Purdue University’s Institute for Cancer Research has received a renewal of the Cancer Center Support Grant from the National Institutes of Health’s National Cancer Institute. The $9.4 million in grant funding will allow the PICR to continue operating as an NCI Basic Laboratory Cancer Center. The PICR was first designated as an NCI Basic Laboratory Cancer Center in 1978, two years after its establishment. The designation allows the PICR to conduct preclinical research and collaborate with other research institutions.
According to an article on Purdue University’s website, Dan DeLaurentis, who serves as the university’s executive vice president for research, was quoted as saying of the PICR’s work, “Sustained, high-impact, interdisciplinary research is central to Purdue’s growth as a leading research university. Through the work of the PICR, we are generating new knowledge, developing transformative technologies and forging a research ecosystem positioned to shape the next era of discovery in combating cancer.”

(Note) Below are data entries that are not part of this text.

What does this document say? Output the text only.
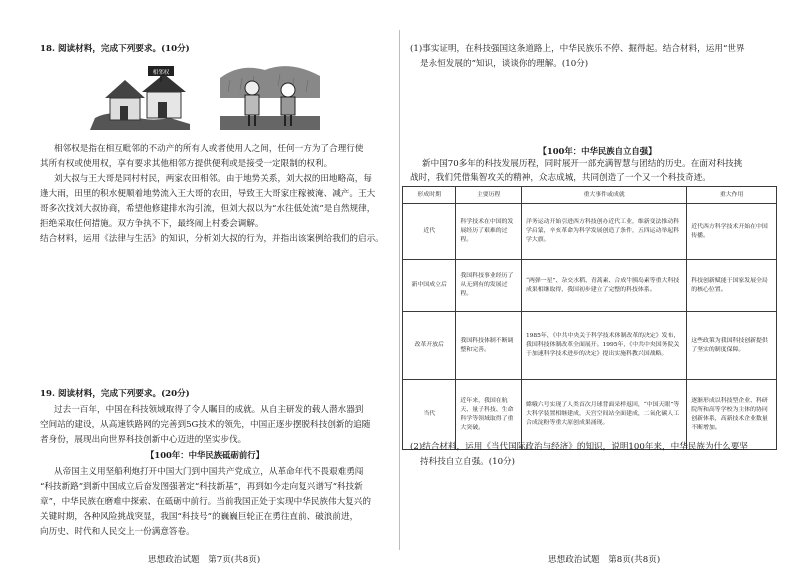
18. 阅读材料，完成下列要求。(10分)
相邻权
相邻权是指在相互毗邻的不动产的所有人或者使用人之间，任何一方为了合理行使
其所有权或使用权，享有要求其他相邻方提供便利或是接受一定限制的权利。
刘大叔与王大哥是同村村民，两家农田相邻。由于地势关系，刘大叔的田地略高，每
逢大雨，田里的积水便顺着地势流入王大哥的农田，导致王大哥家庄稼被淹、减产。王大
哥多次找刘大叔协商，希望他修建排水沟引流，但刘大叔以为“水往低处流”是自然规律，
拒绝采取任何措施。双方争执不下，最终闹上村委会调解。
结合材料，运用《法律与生活》的知识，分析刘大叔的行为，并指出该案例给我们的启示。
19. 阅读材料，完成下列要求。(20分)
过去一百年，中国在科技领域取得了令人瞩目的成就。从自主研发的载人潜水器到
空间站的建设，从高速铁路网的完善到5G技术的领先，中国正逐步摆脱科技创新的追随
者身份，展现出向世界科技创新中心迈进的坚实步伐。
【100年：中华民族砥砺前行】
从帝国主义用坚船利炮打开中国大门到中国共产党成立，从革命年代不畏艰难勇闯
“科技新路”到新中国成立后奋发图强著定“科技新基”，再到如今走向复兴谱写“科技新
章”，中华民族在磨难中探索、在砥砺中前行。当前我国正处于实现中华民族伟大复兴的
关键时期，各种风险挑战突显，我国“科技号”的巍巍巨轮正在勇往直前、破浪前进，
向历史、时代和人民交上一份满意答卷。
思想政治试题　第7页(共8页)
(1)事实证明，在科技强国这条道路上，中华民族乐不停、掘得起。结合材料，运用“世界
是永恒发展的”知识，谈谈你的理解。(10分)
【100年：中华民族自立自强】
新中国70多年的科技发展历程，同时展开一部充满智慧与团结的历史。在面对科技挑
战时，我们凭借集智攻关的精神，众志成城，共同创造了一个又一个科技奇迹。
形成时期	主要历程	重大事件或成就	重大作用
近代	科学技术在中国的发展经历了艰难的过程。	洋务运动开始引进西方科技创办近代工业，维新变法推动科学启蒙，辛亥革命为科学发展创造了条件，五四运动举起科学大旗。	近代西方科学技术开始在中国传播。
新中国成立后	我国科技事业经历了从无到有的发展过程。	“两弹一星”、杂交水稻、青蒿素、合成牛胰岛素等重大科技成果相继取得，我国初步建立了完整的科技体系。	科技创新赋能于国家发展全局的核心位置。
改革开放后	我国科技体制不断调整和完善。	1985年，《中共中央关于科学技术体制改革的决定》发布，我国科技体制改革全面展开。1995年，《中共中央国务院关于加速科学技术进步的决定》提出实施科教兴国战略。	这些政策为我国科技创新提供了坚实的制度保障。
当代	近年来，我国在航天、量子科技、生命科学等领域取得了重大突破。	嫦娥六号实现了人类首次月球背面采样返回，“中国天眼”等大科学装置相继建成，天宫空间站全面建成，二氧化碳人工合成淀粉等重大原创成果涌现。	逐渐形成以科技型企业、科研院所和高等学校为主体的协同创新体系，高新技术企业数量不断增加。
(2)结合材料，运用《当代国际政治与经济》的知识，说明100年来，中华民族为什么要坚
持科技自立自强。(10分)
思想政治试题　第8页(共8页)
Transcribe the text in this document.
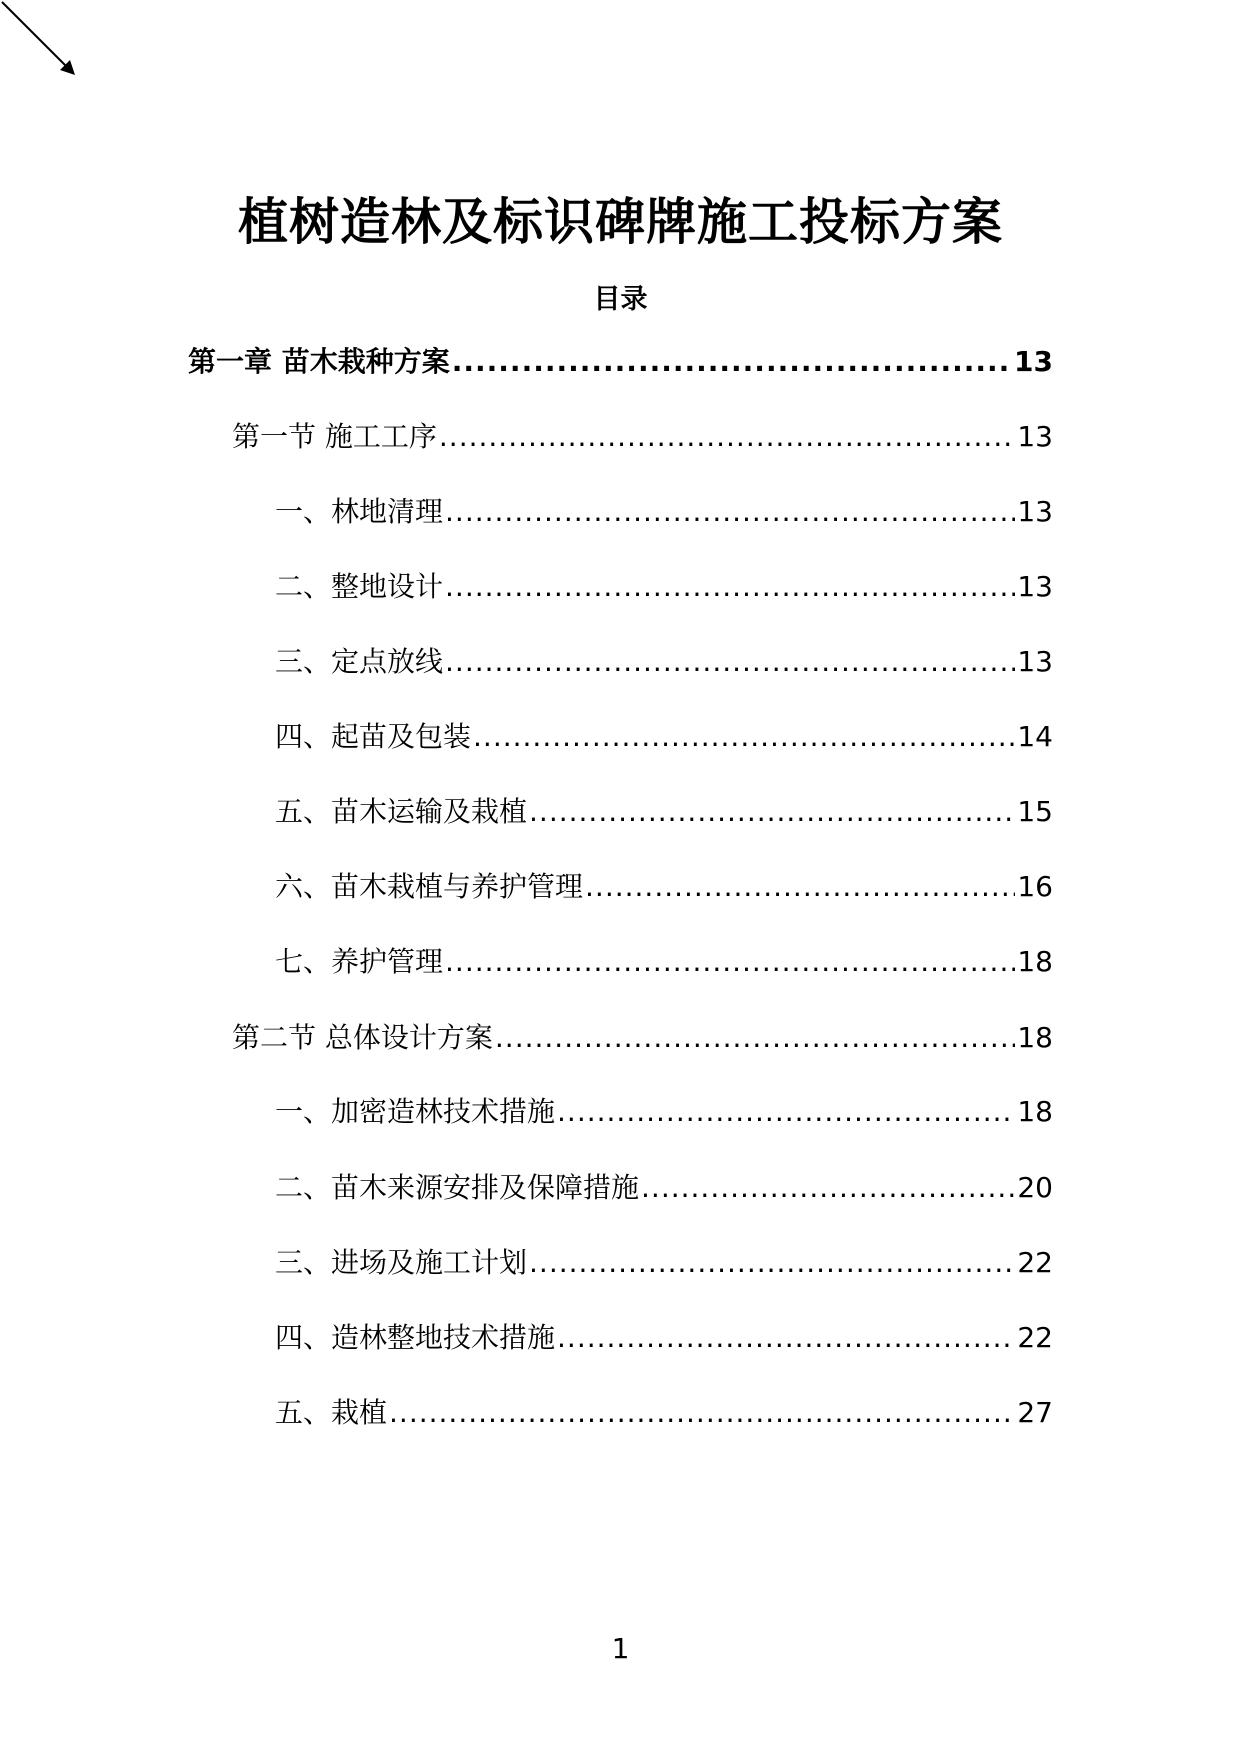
植树造林及标识碑牌施工投标方案
目录
第一章 苗木栽种方案 .....	13
第一节 施工工序 .....	13
一、林地清理 .....	13
二、整地设计 .....	13
三、定点放线 .....	13
四、起苗及包装 .....	14
五、苗木运输及栽植 .....	15
六、苗木栽植与养护管理 .....	16
七、养护管理 .....	18
第二节 总体设计方案 .....	18
一、加密造林技术措施 .....	18
二、苗木来源安排及保障措施 .....	20
三、进场及施工计划 .....	22
四、造林整地技术措施 .....	22
五、栽植 .....	27
1
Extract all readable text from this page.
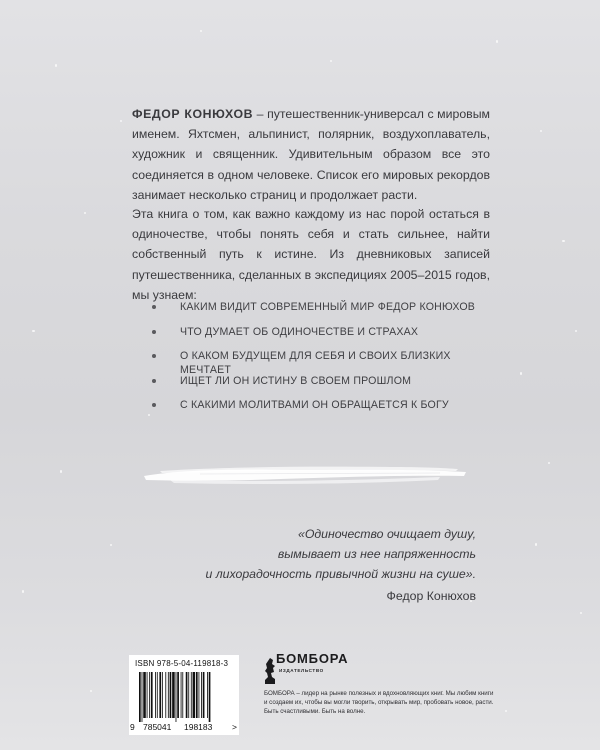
ФЕДОР КОНЮХОВ – путешественник-универсал с мировым именем. Яхтсмен, альпинист, полярник, воздухоплаватель, художник и священник. Удивительным образом все это соединяется в одном человеке. Список его мировых рекордов занимает несколько страниц и продолжает расти.

Эта книга о том, как важно каждому из нас порой остаться в одиночестве, чтобы понять себя и стать сильнее, найти собственный путь к истине. Из дневниковых записей путешественника, сделанных в экспедициях 2005–2015 годов, мы узнаем:

КАКИМ ВИДИТ СОВРЕМЕННЫЙ МИР ФЕДОР КОНЮХОВ
ЧТО ДУМАЕТ ОБ ОДИНОЧЕСТВЕ И СТРАХАХ
О КАКОМ БУДУЩЕМ ДЛЯ СЕБЯ И СВОИХ БЛИЗКИХ МЕЧТАЕТ
ИЩЕТ ЛИ ОН ИСТИНУ В СВОЕМ ПРОШЛОМ
С КАКИМИ МОЛИТВАМИ ОН ОБРАЩАЕТСЯ К БОГУ
«Одиночество очищает душу,
вымывает из нее напряженность
и лихорадочность привычной жизни на суше».
Федор Конюхов
ISBN 978-5-04-119818-3
9 785041 198183 >
БОМБОРА
ИЗДАТЕЛЬСТВО
БОМБОРА – лидер на рынке полезных и вдохновляющих книг. Мы любим книги и создаем их, чтобы вы могли творить, открывать мир, пробовать новое, расти. Быть счастливыми. Быть на волне.
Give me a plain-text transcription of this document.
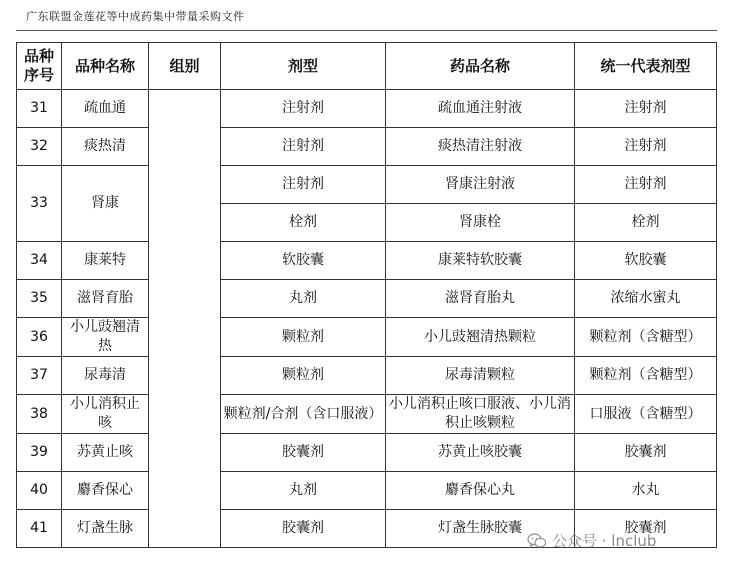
广东联盟金莲花等中成药集中带量采购文件
品种
序号	品种名称	组别	剂型	药品名称	统一代表剂型
31	疏血通		注射剂	疏血通注射液	注射剂
32	痰热清		注射剂	痰热清注射液	注射剂
33	肾康		注射剂	肾康注射液	注射剂
			栓剂	肾康栓	栓剂
34	康莱特		软胶囊	康莱特软胶囊	软胶囊
35	滋肾育胎		丸剂	滋肾育胎丸	浓缩水蜜丸
36	小儿豉翘清热		颗粒剂	小儿豉翘清热颗粒	颗粒剂（含糖型）
37	尿毒清		颗粒剂	尿毒清颗粒	颗粒剂（含糖型）
38	小儿消积止咳		颗粒剂/合剂（含口服液）	小儿消积止咳口服液、小儿消积止咳颗粒	口服液（含糖型）
39	苏黄止咳		胶囊剂	苏黄止咳胶囊	胶囊剂
40	麝香保心		丸剂	麝香保心丸	水丸
41	灯盏生脉		胶囊剂	灯盏生脉胶囊	胶囊剂
公众号 · lnclub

The PICR is one of eight Basic Laboratory Cancer Centers in the country. The center’s faculty receive over $30 million per year funding for their cancer research. The center has 115 faculty members from 19 academic departments and seven colleges within the university, with experts in areas including biology, chemistry, engineering, computation, pharmacy, nutrition science, structural biology, and veterinary medicine.
Andrew Mesecar, who serves as the Robert W. Miller Director of the Purdue Institute for Cancer Research and Walther Professor of Cancer Structural Biology, said, “Every FDA-approved therapy, every diagnostic that catches cancer earlier and every targeted cancer treatment that reduces harm to healthy tissue traces its roots back to fundamental scientific discoveries. This renewal reflects national confidence in the kind of rigorous, curiosity-driven research Purdue is known for, as well as our role and impact in translating our discoveries into new cancer treatments and diagnostics.”
Among the contributions to cancer research from the PICR’s researchers are discovery of protein tyrosine phosphatases for use in immunotherapies, and structural biology methodologies for use in cancer drugs.